No Estado, esse fenômeno pôde ser observado com mais clareza no começo do mês, quando, de forma inédita, as internações hospitalares passaram a crescer rapidamente em todas as regiões.
— Pela primeira vez, estamos vendo um agravamento geral, com elevação da demanda por leitos clínicos e de UTI — alertou o diretor da Auditoria do SUS da Secretaria Estadual da Saúde (SES) e integrante do gabinete de crise do governo estadual, Bruno Naundorf, no dia 19 de fevereiro.
Nesta semana, o governador Eduardo Leite anunciou a adoção de bandeira preta para todo o Rio Grande do Sul a partir do sábado (27), indicando risco altíssimo generalizado.
As novas variantes do coronavírus em circulação, segundo Xavier, podem funcionar como um agravante ao serem associadas a um maior risco de transmissão.

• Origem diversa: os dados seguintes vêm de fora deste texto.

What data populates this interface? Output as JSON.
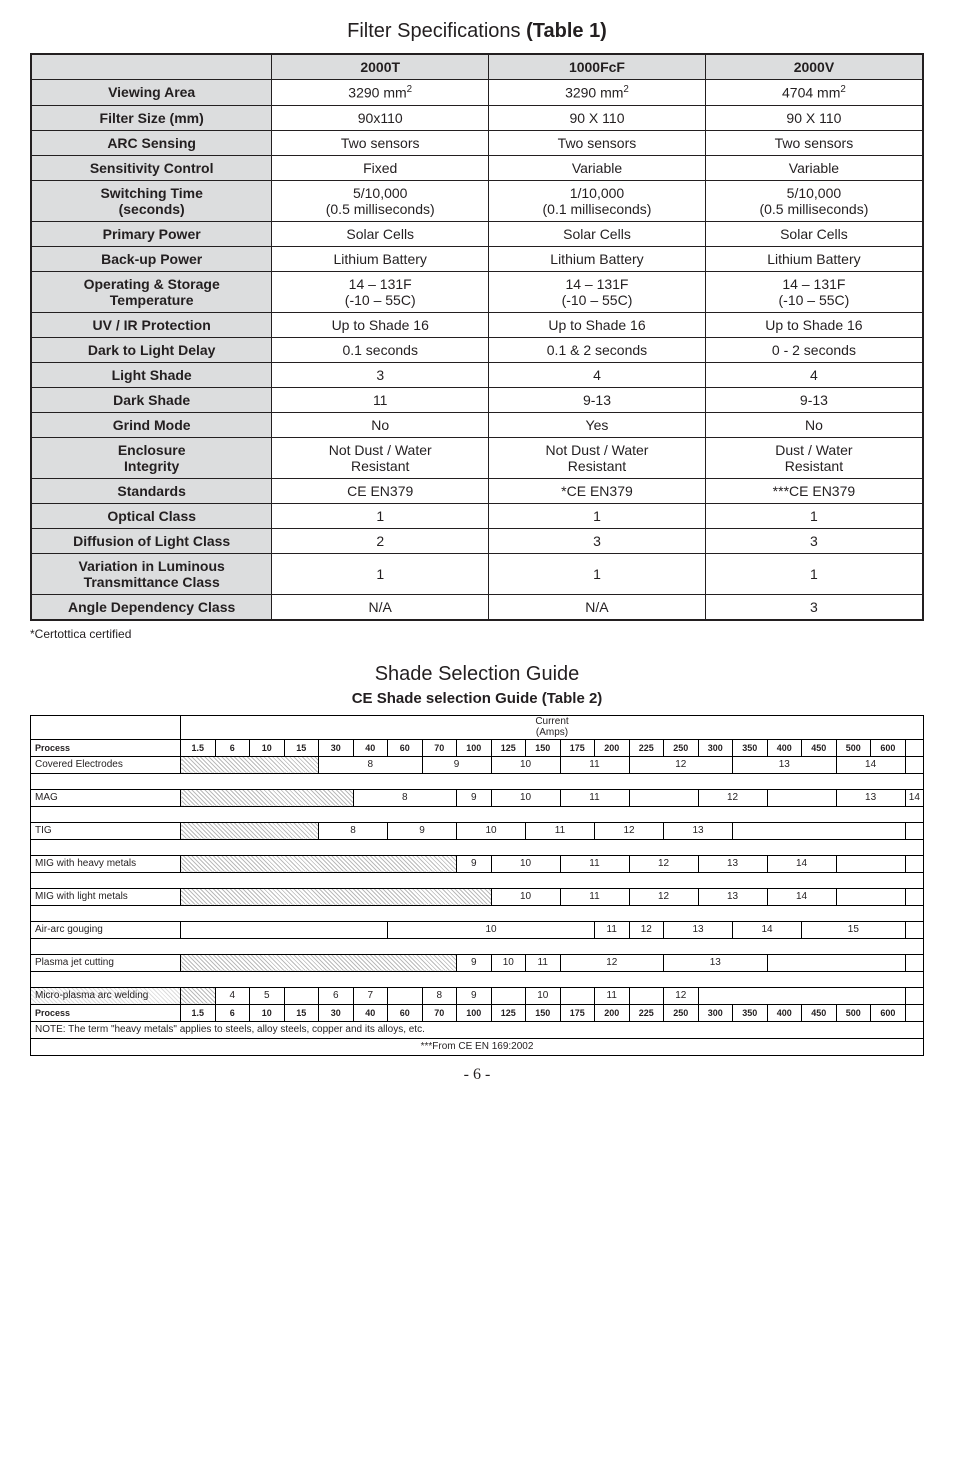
{
  "title1_main": "Filter Specifications",
  "title1_sub": "(Table 1)",
  "spec_headers": [
    "",
    "2000T",
    "1000FcF",
    "2000V"
  ],
  "spec_rows": [
    {
      "label": "Viewing Area",
      "c1": "3290 mm²",
      "c2": "3290 mm²",
      "c3": "4704 mm²"
    },
    {
      "label": "Filter Size (mm)",
      "c1": "90x110",
      "c2": "90 X 110",
      "c3": "90 X 110"
    },
    {
      "label": "ARC Sensing",
      "c1": "Two sensors",
      "c2": "Two sensors",
      "c3": "Two sensors"
    },
    {
      "label": "Sensitivity Control",
      "c1": "Fixed",
      "c2": "Variable",
      "c3": "Variable"
    },
    {
      "label": "Switching Time\n(seconds)",
      "c1": "5/10,000\n(0.5 milliseconds)",
      "c2": "1/10,000\n(0.1 milliseconds)",
      "c3": "5/10,000\n(0.5 milliseconds)"
    },
    {
      "label": "Primary Power",
      "c1": "Solar Cells",
      "c2": "Solar Cells",
      "c3": "Solar Cells"
    },
    {
      "label": "Back-up Power",
      "c1": "Lithium Battery",
      "c2": "Lithium Battery",
      "c3": "Lithium Battery"
    },
    {
      "label": "Operating & Storage\nTemperature",
      "c1": "14 – 131F\n(-10 – 55C)",
      "c2": "14 – 131F\n(-10 – 55C)",
      "c3": "14 – 131F\n(-10 – 55C)"
    },
    {
      "label": "UV / IR Protection",
      "c1": "Up to Shade 16",
      "c2": "Up to Shade 16",
      "c3": "Up to Shade 16"
    },
    {
      "label": "Dark to Light Delay",
      "c1": "0.1 seconds",
      "c2": "0.1 & 2 seconds",
      "c3": "0 - 2 seconds"
    },
    {
      "label": "Light Shade",
      "c1": "3",
      "c2": "4",
      "c3": "4"
    },
    {
      "label": "Dark Shade",
      "c1": "11",
      "c2": "9-13",
      "c3": "9-13"
    },
    {
      "label": "Grind Mode",
      "c1": "No",
      "c2": "Yes",
      "c3": "No"
    },
    {
      "label": "Enclosure\nIntegrity",
      "c1": "Not Dust / Water\nResistant",
      "c2": "Not Dust / Water\nResistant",
      "c3": "Dust / Water\nResistant"
    },
    {
      "label": "Standards",
      "c1": "CE EN379",
      "c2": "*CE EN379",
      "c3": "***CE EN379"
    },
    {
      "label": "Optical Class",
      "c1": "1",
      "c2": "1",
      "c3": "1"
    },
    {
      "label": "Diffusion of Light Class",
      "c1": "2",
      "c2": "3",
      "c3": "3"
    },
    {
      "label": "Variation in Luminous\nTransmittance Class",
      "c1": "1",
      "c2": "1",
      "c3": "1"
    },
    {
      "label": "Angle Dependency Class",
      "c1": "N/A",
      "c2": "N/A",
      "c3": "3"
    }
  ],
  "footnote": "*Certottica certified",
  "title2": "Shade Selection Guide",
  "title2sub": "CE Shade selection Guide (Table 2)",
  "amps_header_top": "Current\n(Amps)",
  "amps_process": "Process",
  "amps_values": [
    "1.5",
    "6",
    "10",
    "15",
    "30",
    "40",
    "60",
    "70",
    "100",
    "125",
    "150",
    "175",
    "200",
    "225",
    "250",
    "300",
    "350",
    "400",
    "450",
    "500",
    "600"
  ],
  "shade_rows": [
    {
      "proc": "Covered Electrodes",
      "hatch": [
        0,
        4
      ],
      "segs": [
        [
          4,
          7,
          "8"
        ],
        [
          7,
          9,
          "9"
        ],
        [
          9,
          11,
          "10"
        ],
        [
          11,
          13,
          "11"
        ],
        [
          13,
          16,
          "12"
        ],
        [
          16,
          19,
          "13"
        ],
        [
          19,
          21,
          "14"
        ]
      ]
    },
    {
      "proc": "MAG",
      "hatch": [
        0,
        5
      ],
      "segs": [
        [
          5,
          8,
          "8"
        ],
        [
          8,
          9,
          "9"
        ],
        [
          9,
          11,
          "10"
        ],
        [
          11,
          13,
          "11"
        ],
        [
          13,
          15,
          " "
        ],
        [
          15,
          17,
          "12"
        ],
        [
          17,
          19,
          " "
        ],
        [
          19,
          21,
          "13"
        ]
      ],
      "extra": "14"
    },
    {
      "proc": "TIG",
      "hatch": [
        0,
        4
      ],
      "segs": [
        [
          4,
          6,
          "8"
        ],
        [
          6,
          8,
          "9"
        ],
        [
          8,
          10,
          "10"
        ],
        [
          10,
          12,
          "11"
        ],
        [
          12,
          14,
          "12"
        ],
        [
          14,
          16,
          "13"
        ],
        [
          16,
          21,
          ""
        ]
      ]
    },
    {
      "proc": "MIG with heavy metals",
      "hatch": [
        0,
        8
      ],
      "segs": [
        [
          8,
          9,
          "9"
        ],
        [
          9,
          11,
          "10"
        ],
        [
          11,
          13,
          "11"
        ],
        [
          13,
          15,
          "12"
        ],
        [
          15,
          17,
          "13"
        ],
        [
          17,
          19,
          "14"
        ],
        [
          19,
          21,
          ""
        ]
      ]
    },
    {
      "proc": "MIG with light metals",
      "hatch": [
        0,
        9
      ],
      "segs": [
        [
          9,
          11,
          "10"
        ],
        [
          11,
          13,
          "11"
        ],
        [
          13,
          15,
          "12"
        ],
        [
          15,
          17,
          "13"
        ],
        [
          17,
          19,
          "14"
        ],
        [
          19,
          21,
          ""
        ]
      ]
    },
    {
      "proc": "Air-arc gouging",
      "hatch": [
        0,
        0
      ],
      "segs": [
        [
          0,
          6,
          ""
        ],
        [
          6,
          12,
          "10"
        ],
        [
          12,
          13,
          "11"
        ],
        [
          13,
          14,
          "12"
        ],
        [
          14,
          16,
          "13"
        ],
        [
          16,
          18,
          "14"
        ],
        [
          18,
          21,
          "15"
        ]
      ]
    },
    {
      "proc": "Plasma jet cutting",
      "hatch": [
        0,
        8
      ],
      "segs": [
        [
          8,
          9,
          "9"
        ],
        [
          9,
          10,
          "10"
        ],
        [
          10,
          11,
          "11"
        ],
        [
          11,
          14,
          "12"
        ],
        [
          14,
          17,
          "13"
        ],
        [
          17,
          21,
          ""
        ]
      ]
    },
    {
      "proc": "Micro-plasma arc welding",
      "hatch": [
        0,
        1
      ],
      "segs": [
        [
          1,
          2,
          "4"
        ],
        [
          2,
          3,
          "5"
        ],
        [
          3,
          4,
          ""
        ],
        [
          4,
          5,
          "6"
        ],
        [
          5,
          6,
          "7"
        ],
        [
          6,
          7,
          ""
        ],
        [
          7,
          8,
          "8"
        ],
        [
          8,
          9,
          "9"
        ],
        [
          9,
          10,
          ""
        ],
        [
          10,
          11,
          "10"
        ],
        [
          11,
          12,
          ""
        ],
        [
          12,
          13,
          "11"
        ],
        [
          13,
          14,
          ""
        ],
        [
          14,
          15,
          "12"
        ],
        [
          15,
          21,
          ""
        ]
      ]
    }
  ],
  "note_row": "NOTE: The term \"heavy metals\" applies to steels, alloy steels, copper and its alloys, etc.",
  "source_row": "***From CE EN 169:2002",
  "pagenum": "- 6 -"
}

Mas, na avaliação da Fiocruz, a maior responsabilidade pelo cenário atual se deve à alta circulação de pessoas entre cidades sem os cuidados necessários (como distanciamento e uso de máscara) combinada à baixa testagem que permitiria identificar e isolar doentes e pessoas com quem tiveram contato — o que significa quebrar a cadeia de contaminação.
Publicada em 7 de dezembro, a nota técnica previu o que ocorreria nas semanas seguintes: “Nos próximos meses, com a chegada das festas de fim de ano e as férias, a movimentação de pessoas pode ocasionar um crescimento uniforme entre regiões metropolitanas e cidades de interior (...) provocando novo colapso do sistema de saúde”.
Circulação generalizada do vírus amplia risco de explosão de casos
Uma das principais consequências do crescimento sincronizado da pandemia é que o sistema de saúde fica muito mais próximo do colapso em nível estadual ou nacional. Como todas as regiões ficam com alta demanda de pacientes, não há margem para transferir doentes.
— Não interessa mais se você tem dinheiro e um jato particular pra te levar para outra cidade ou Estado. Todos ficam sobrecarregados — afirma o epidemiologista Diego Ricardo Xavier.
Outro desdobramento do atual estágio da pandemia é que um pequeno aumento nos níveis de mobilidade é capaz de resultar em uma quantidade gigantesca de novos casos e hospitalizações no intervalo de poucos dias — já que o vírus circula com alta taxa de transmissão em praticamente todos os lugares.
Como resultado, ainda conforme o estudo da Fiocruz, é esperada uma elevação significativa na mortalidade — explicada, em parte, pela crescente dificuldade de conseguir vaga em UTI. Para amenizar esse cenário já visto em boa parte do país, Xavier avalia que medidas intermediárias como restrições de atividades à noite ou em finais de semana podem até ajudar a evitar determinados tipos de aglomeração. Considera, porém, que o avanço desenfreado da pandemia justifica medidas drásticas.
Diego Xavier sugere duas semanas com limitação significativa da circulação — tempo que a doença pode levar para se desenvolver. Depois disso, ainda demoraria pelo menos mais sete a 10 dias até os sistemas de saúde desafogarem, segundo ele, já que muitas pessoas estão se contaminando agora e ainda vão demorar a apresentar sintomas e buscar ajuda.
— Mas não adianta uma cidade adotar e fiscalizar esse tipo de medida, e uma cidade ao lado, que usa a mesma rede de atendimento, não seguir ou não levar a sério — enfatiza Xavier.
O epidemiologista e gerente de risco do Hospital de Clínicas Ricardo Kuchenbecker avalia que hoje não faz mais sentido discutir se restrições à circulação são eficazes:
— Estamos em outro cenário em que a chegada das vacinas deu uma falsa sensação de segurança, levando à redução do distanciamento social e ao aumento da mobilidade, além de uma possível influência de novas variantes mais resistentes. Para essas situações, enquanto não começamos a vacinar mais rapidamente, o que seria fundamental, só uma retomada do distanciamento e da redução na mobilidade funcionam.